The Market Today

Initial Claims Rise Slightly but Story of Tightening Labor Market Remains Intact


by Craig Dismuke, Dudley Carter

Today’s Calendar – Initial Claims Rise Slightly but Story of Tightening Labor Market Remains Intact: In the early data, initial weekly jobless claims were about in line with expectations. Initial claims rose 3k last week to total 241k compared with estimates for 240k new filings. Initial claims for the week ended June 10 were revised up 1k to 238k. With initial claims softening somewhat over the last several weeks, the 4-week average rose marginally to 244.8k, the highest level since the first week of April. Continuing claims rose 8k for the week ended June 10, totaling 1.944MM compared with estimates of 1.928MM. Even with the modest 3k rise in initial claims and slight uptick in the continuing series, the story of a tightening U.S. labor market remains unchanged.

 

At 8 a.m. CT, the FHFA will release its April home price index which is expected to show prices notched another healthy gain MoM. At 9 a.m. CT, the Conference Board’s latest Leading Index is expected to show a 0.3% improvement for the month of May. Also at 9 a.m., Fed Governor Powell will appear before the Senate’s Committee on Banking, Housing, and Urban Affairs with the focus likely to be on financial system regulations. Based on an early release of Powell’s prepared remarks, the general tone should signal a Fed willing to revisit post-crisis financial regulations to assess the reasonableness of the cost-benefit relationship of the post crisis rules.
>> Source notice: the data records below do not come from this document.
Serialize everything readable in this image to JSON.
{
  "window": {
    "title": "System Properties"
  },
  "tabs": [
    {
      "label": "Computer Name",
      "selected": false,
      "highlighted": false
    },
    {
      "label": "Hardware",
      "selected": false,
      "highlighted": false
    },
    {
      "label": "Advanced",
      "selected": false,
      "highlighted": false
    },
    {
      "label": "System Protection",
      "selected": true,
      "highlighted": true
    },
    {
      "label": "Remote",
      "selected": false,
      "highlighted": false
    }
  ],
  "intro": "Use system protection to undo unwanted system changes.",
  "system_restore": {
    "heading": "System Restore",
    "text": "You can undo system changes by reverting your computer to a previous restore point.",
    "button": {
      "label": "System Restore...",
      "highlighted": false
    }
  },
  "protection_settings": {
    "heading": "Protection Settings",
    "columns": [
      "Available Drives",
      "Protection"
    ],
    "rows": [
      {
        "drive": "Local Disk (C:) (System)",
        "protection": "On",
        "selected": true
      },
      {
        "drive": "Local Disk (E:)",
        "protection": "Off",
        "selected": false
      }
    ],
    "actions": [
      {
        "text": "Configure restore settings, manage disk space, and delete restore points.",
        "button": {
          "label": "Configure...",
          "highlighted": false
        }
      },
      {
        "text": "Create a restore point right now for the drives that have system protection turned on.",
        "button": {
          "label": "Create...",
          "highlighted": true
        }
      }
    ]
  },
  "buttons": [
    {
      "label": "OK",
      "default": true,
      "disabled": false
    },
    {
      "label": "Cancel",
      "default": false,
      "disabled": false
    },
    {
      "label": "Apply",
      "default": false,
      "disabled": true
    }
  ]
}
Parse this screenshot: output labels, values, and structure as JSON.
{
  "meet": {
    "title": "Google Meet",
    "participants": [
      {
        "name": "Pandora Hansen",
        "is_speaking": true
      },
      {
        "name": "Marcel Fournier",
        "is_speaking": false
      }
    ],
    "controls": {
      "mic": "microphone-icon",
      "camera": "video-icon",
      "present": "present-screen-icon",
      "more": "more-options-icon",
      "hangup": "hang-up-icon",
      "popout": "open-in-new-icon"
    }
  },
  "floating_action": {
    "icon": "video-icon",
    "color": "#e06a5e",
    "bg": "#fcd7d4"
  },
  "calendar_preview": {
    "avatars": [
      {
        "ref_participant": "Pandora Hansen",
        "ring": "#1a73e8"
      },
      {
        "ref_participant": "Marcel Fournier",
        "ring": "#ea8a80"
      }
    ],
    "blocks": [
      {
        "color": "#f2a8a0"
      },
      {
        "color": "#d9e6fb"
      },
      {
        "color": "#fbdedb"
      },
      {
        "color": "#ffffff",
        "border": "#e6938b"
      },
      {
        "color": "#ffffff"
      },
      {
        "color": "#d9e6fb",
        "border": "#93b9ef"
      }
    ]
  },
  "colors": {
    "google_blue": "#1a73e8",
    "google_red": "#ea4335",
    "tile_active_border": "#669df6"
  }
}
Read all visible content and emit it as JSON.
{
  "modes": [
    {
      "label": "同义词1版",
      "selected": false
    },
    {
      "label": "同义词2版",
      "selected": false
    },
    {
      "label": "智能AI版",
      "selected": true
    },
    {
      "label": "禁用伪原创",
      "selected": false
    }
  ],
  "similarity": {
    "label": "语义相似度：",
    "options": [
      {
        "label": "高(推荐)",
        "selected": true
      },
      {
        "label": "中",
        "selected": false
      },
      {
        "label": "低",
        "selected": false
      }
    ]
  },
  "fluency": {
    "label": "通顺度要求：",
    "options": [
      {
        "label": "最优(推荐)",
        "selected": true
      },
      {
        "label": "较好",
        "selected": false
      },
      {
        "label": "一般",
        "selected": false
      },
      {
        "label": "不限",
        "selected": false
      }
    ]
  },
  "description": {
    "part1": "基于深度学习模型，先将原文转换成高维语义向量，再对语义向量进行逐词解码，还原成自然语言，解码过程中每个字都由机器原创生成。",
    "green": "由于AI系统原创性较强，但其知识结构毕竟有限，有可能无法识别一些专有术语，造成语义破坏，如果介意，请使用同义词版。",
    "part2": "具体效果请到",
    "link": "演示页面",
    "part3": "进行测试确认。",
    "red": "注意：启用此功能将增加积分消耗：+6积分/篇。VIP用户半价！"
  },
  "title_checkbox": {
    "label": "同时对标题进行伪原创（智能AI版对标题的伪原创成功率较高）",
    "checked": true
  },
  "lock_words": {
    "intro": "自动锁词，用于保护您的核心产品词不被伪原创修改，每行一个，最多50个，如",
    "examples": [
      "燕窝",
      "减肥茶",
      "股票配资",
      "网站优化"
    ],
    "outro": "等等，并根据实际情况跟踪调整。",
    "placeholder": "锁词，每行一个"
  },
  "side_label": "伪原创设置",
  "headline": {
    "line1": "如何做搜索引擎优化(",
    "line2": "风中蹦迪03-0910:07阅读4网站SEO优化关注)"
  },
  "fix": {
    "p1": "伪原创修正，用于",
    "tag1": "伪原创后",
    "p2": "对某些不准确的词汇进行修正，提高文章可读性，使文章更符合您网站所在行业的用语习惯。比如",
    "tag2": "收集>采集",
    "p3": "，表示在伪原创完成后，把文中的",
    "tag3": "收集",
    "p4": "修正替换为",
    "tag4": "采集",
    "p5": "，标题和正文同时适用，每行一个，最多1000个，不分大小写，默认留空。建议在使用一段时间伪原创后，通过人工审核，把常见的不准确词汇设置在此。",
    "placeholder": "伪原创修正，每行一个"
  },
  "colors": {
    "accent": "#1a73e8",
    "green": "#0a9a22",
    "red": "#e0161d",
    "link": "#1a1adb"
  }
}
The Kansas City Fed’s Manufacturing Index will be the last report of the day. At 10 a.m. CT, the index is expected to rise from 8 to 9 in June.

 

Overnight Activity – Market Sentiment Remains Shaky Despite a Slight Uptick in Oil: Sovereign debt yields show no signs of a global consensus on risk bias as equity investors remain cautious on Thursday despite a bit of price support for oil. After vacillating between gains and losses, crude prices moved higher into positive territory within the several hours (U.S. +0.7%, Brent +1.0%). However, with both major crude classes in bear market territory, the damage to investors’ psyche, at least for now, appears to be done. The energy sector is the biggest drag on the Stoxx Europe 600 which is down 0.3% midway through Thursday’s session. U.S. equity futures are slightly tilted towards a negative start for the major indices. Sovereign yields are mixed but a daily flattening trend is consistent across most major global curves. Treasury yields are lower by 0.8 bps to 1.5 bps inside of 30 years. The 2-year note is yielding 1.34%, the 5-year note is at 1.76%, and the 10-year yield is trading at 2.15%.

 

Yesterday’s Trading Activity – Stock Sectors Diverge as Oil Slide Continues: A battle between health care (+1.3%) and tech (+0.7%) companies and those focused on energy (-1.6%) left the S&P almost unchanged Wednesday. The Dow fell 0.3% but the Nasdaq, less affected by energy, rallied 0.7%. After a soft rebound early Wednesday, crude prices sank to a 10-month low despite data showing a weekly draw of U.S. crude and gasoline inventories. Notwithstanding the drop in supply, U.S. crude production continued to ramp up, reaching its highest level in almost two years. The price of Brent fell 2.7% and officially joined its U.S. counterpart in a bear market. The Dollar weakened but remained near the top of its one-month range (near the bottom of its post-election range). The Treasury curve was little changed when all was said and done. The 2-year yield rose just 0.4 bps (1.35%), the 5-year yield finished 1 bp higher (1.77%), and the 10-year yield added 0.7 bps (2.16%).

 

Existing Home Sales Rebound as Buyers Hasten the Decision-Making Process: The housing data finally received some positive news with May’s existing home sales unexpectedly rebounding to their third best pace of the current cycle. Sales rose 1.1%, compared with estimates for a 0.4% decline, to an annualized pace of 5.62MM units. Activity improved in three of four regions; sales in the Midwest declined 5.9%. Despite the uptick in the pace of activity, inventory pressure eased slightly with months’ supply rising 0.1 to 4.2 months. Despite the MoM increase in homes available for sale, low supply remains a relevant story. On a YoY basis, inventory levels fell for a 24th consecutive month. On the pricing front, the median price of a home sold rose to a record high – prices are not adjusted for changes in the sales mix. Despite persistent low supply and continued price increases, demand remains steady; the median home sold in just 27 days, the fastest since the NAR began tracking the metric in 2011.